Kam das für Sie überraschend?
Es war eigentlich doch zu erwarten. Die Griechen haben die Konsequenzen aus den Entwicklungen der vergangenen Jahre gezogen. Die Griechen haben gesehen: Die EU kann sich eigentlich in nichts einigen. Vor allem gab es keine Einigung in der wichtigen Verteilungsfrage. Die einzige Einigkeit, die von allen in der ganzen Zeit immer betont wurde, war: Wir müssen die Außengrenzen sichern. Der gemeinsame Grenzschutz wurde immer wieder zur gemeinsamen europäischen Aufgabe erklärt. Die Griechen konnten also wissen, dass sie da Rückendeckung aus den anderen Hauptstädten bekommen. Dazu zählt, dass die Grenzschutzagentur Frontex auf 10.000 Personen aufgestockt wird. Aber überraschend kam für mich tatsächlich der Zeitpunkt der jüngsten Krise. Auch wenn Erdogan immer wieder gedroht hatte, die Tore nach Europa zu öffnen, hatte ich die Eskalation zu diesem Zeitpunkt nicht vorhergesehen.
Ende Februar schien es so, als ob der EU-Türkei-Deal tot ist. Nun zeigt sich, dass er doch noch recht lebendig ist. Oder täuscht das?
Mit seiner Entscheidung von Ende Februar, die Grenzen nach Europa nicht mehr zu schützen, hat der türkische Präsident Erdogan den EU-Türkei-Deal aus dem Frühjahr 2016 faktisch aufgekündigt. Diese Eskalation war aber vor allem der Versuch, Druck zu machen, um weitere Zugeständnisse von der EU in der Migrationszusammenarbeit zu erzwingen. Diese Instrumentalisierung der Flüchtlinge ist verwerflich. Gleichzeitig bleibt es aber im Interesse der EU, weiter mit der Türkei zu kooperieren. Es war also absehbar, dass die EU versuchen würde, den Deal „wiederzubeleben". Die Frage bleibt aber: Was erwartet die Türkei im Gegenzug? Merkel und Macron haben in ihrer Videokonferenz mit Erdogan signalisiert, dass sie zu erneuten Finanzhilfen für die Flüchtlinge in der Türkei bereit sind. Jetzt müssen wir abwarten, ob das reicht.
Wer hat die Kehrtwende in den Außengrenzen eingeleitet? Waren das die Griechen selbst? Oder handeln sie auch nur auf Brüsseler „Empfehlung"?
Beides. Nach dem Regierungswechsel in Griechenland hat der neue griechische Regierungschef Mitsotakis von Anfang an angekündigt, dass er in der Migrationsfrage härter durchgreifen will.

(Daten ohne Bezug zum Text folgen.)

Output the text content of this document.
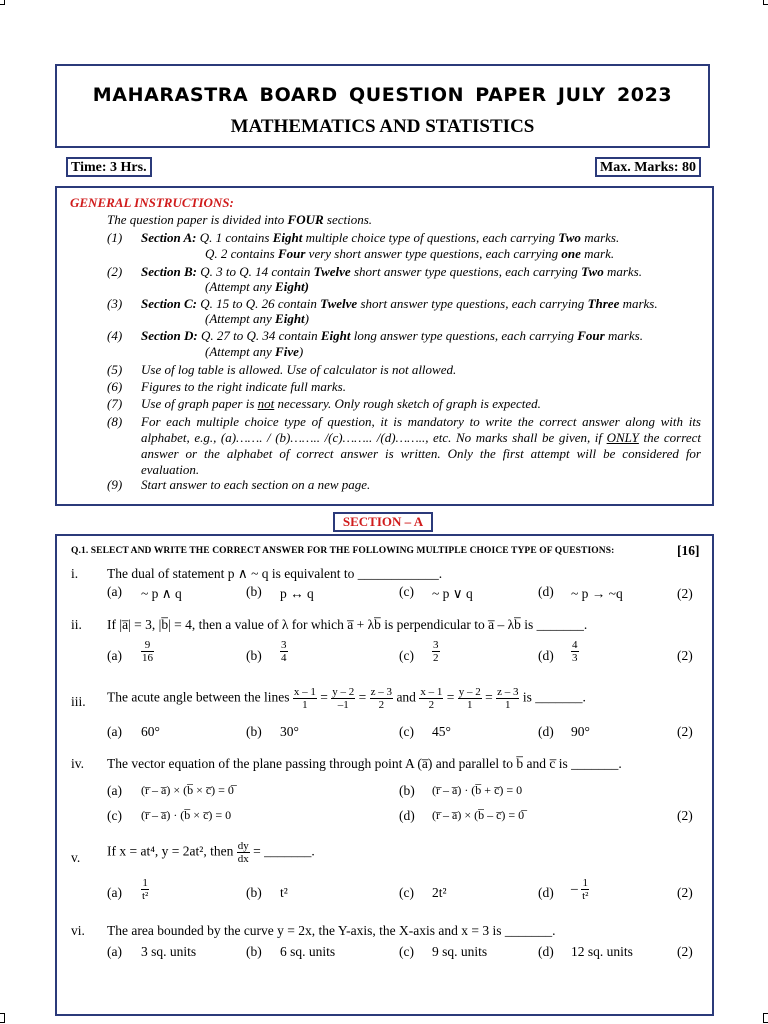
MAHARASTRA BOARD QUESTION PAPER JULY 2023
MATHEMATICS AND STATISTICS
Time: 3 Hrs.	Max. Marks: 80
GENERAL INSTRUCTIONS:
The question paper is divided into FOUR sections.
(1) Section A: Q. 1 contains Eight multiple choice type of questions, each carrying Two marks.
Q. 2 contains Four very short answer type questions, each carrying one mark.
(2) Section B: Q. 3 to Q. 14 contain Twelve short answer type questions, each carrying Two marks.
(Attempt any Eight)
(3) Section C: Q. 15 to Q. 26 contain Twelve short answer type questions, each carrying Three marks.
(Attempt any Eight)
(4) Section D: Q. 27 to Q. 34 contain Eight long answer type questions, each carrying Four marks.
(Attempt any Five)
(5) Use of log table is allowed. Use of calculator is not allowed.
(6) Figures to the right indicate full marks.
(7) Use of graph paper is not necessary. Only rough sketch of graph is expected.
(8) For each multiple choice type of question, it is mandatory to write the correct answer along with its alphabet, e.g., (a)……. / (b)…….. /(c)…….. /(d)…….., etc. No marks shall be given, if ONLY the correct answer or the alphabet of correct answer is written. Only the first attempt will be considered for evaluation.
(9) Start answer to each section on a new page.
SECTION – A
Q.1. SELECT AND WRITE THE CORRECT ANSWER FOR THE FOLLOWING MULTIPLE CHOICE TYPE OF QUESTIONS:	[16]
i. The dual of statement p ∧ ~ q is equivalent to ____________.
(a) ~ p ∧ q	(b) p ↔ q	(c) ~ p ∨ q	(d) ~ p → ~q	(2)
ii. If |a̅| = 3, |b̅| = 4, then a value of λ for which a̅ + λb̅ is perpendicular to a̅ – λb̅ is _______.
$(a) \frac{9}{16}$	$(b) \frac{3}{4}$	$(c) \frac{3}{2}$	$(d) \frac{4}{3}$	(2)
iii. The acute angle between the lines $\frac{x - 1}{1} = \frac{y - 2}{-1} = \frac{z - 3}{2}$ and $\frac{x - 1}{2} = \frac{y - 2}{1} = \frac{z - 3}{1}$ is _______.
(a) 60°	(b) 30°	(c) 45°	(d) 90°	(2)
iv. The vector equation of the plane passing through point A (a̅) and parallel to b̅ and c̅ is _______.
(a) (r̅ – a̅) × (b̅ × c̅) = 0̅	(b) (r̅ – a̅) · (b̅ + c̅) = 0
(c) (r̅ – a̅) · (b̅ × c̅) = 0	(d) (r̅ – a̅) × (b̅ – c̅) = 0̅	(2)
v. If x = at⁴, y = 2at², then $\frac{dy}{dx}$ = _______.
$(a) \frac{1}{\text{t²}}$	(b) t²	(c) 2t²	$(d) - \frac{1}{\text{t²}}$	(2)
vi. The area bounded by the curve y = 2x, the Y-axis, the X-axis and x = 3 is _______.
(a) 3 sq. units	(b) 6 sq. units	(c) 9 sq. units	(d) 12 sq. units	(2)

Alle Aussagen gingen also schon seit einiger Zeit in Richtung besserer Schutz der Außengrenzen. Aber es gab natürlich auch den Rückenwind aus Europa. Es war ein deutliches Signal, dass EU-Kommissionspräsidentin von der Leyen und EU-Ratspräsident Michel nach Griechenland geflogen sind, um zu zeigen, dass man das unterstützt. Und trotz der Bilder von der Grenze, die ja nicht schön waren, kam es zu keinem Aufschrei.
Angela Merkel hat sich ja auch sehr zurückgehalten in dieser Frage, anders als vor fünf Jahren.
Das ist auch auffallend: Sie hat ihre damalige Entscheidung jetzt nicht mehr explizit verteidigt. Das macht noch mal deutlich, dass das Jahr 2015 als einmaliger Fall ins Bewusstsein eingehen soll.
Handelt die griechische Regierung denn im Einklang mit internationalem Recht?
Nicht immer. Nun hat die Regierung angekündigt, für einen Monat keine Asylanträge mehr anzunehmen. Damit setzt sie, wenn auch befristet, das Asylrecht aus. Meiner Meinung nach ist das rechtlich eigentlich nicht möglich, das heißt, Griechenland verstößt damit gegen die Genfer Flüchtlingskonvention. Unter Experten ist umstritten, ob dieses Vorgehen rechtens sein könnte, wenn die Betroffenen nach Ablauf der Monatsfrist doch noch die Möglichkeit bekommen würden, einen Asylantrag zu stellen. Das ist ein trauriger, historischer Fall.
Aber faktisch wurde das Asylrecht doch schon lange eingeschränkt.
Faktisch schon, etwa durch die Grenzzäune und mehr Grenzschutz überall. Aber bislang war es doch so, dass immer noch galt, jeder darf einen Asylantrag stellen, der es auf das Staatsgebiet eines Staates geschafft hat. Griechenland hat es nun explizit aufgehoben. Eine entscheidend neue Situation.
Gab es dafür bereits Anzeichen?
Ein sehr wichtiges Signal war die Entscheidung des Europäischen Gerichtshofs für Menschenrechte in Straßburg von Mitte Februar zu sogenannten Pushbacks. Demnach war eine Zurückweisung der spanischen Polizei nach Marokko rechtmäßig. Das Argument war, dass die betroffenen Flüchtlinge ihr Asylrecht verwirkt haben, weil sie über den Zaun klettern wollten, obwohl sie einen anderen, legalen Weg gehabt hätten. Das war schon eine Revolution in der Rechtsprechung zum Asylrecht.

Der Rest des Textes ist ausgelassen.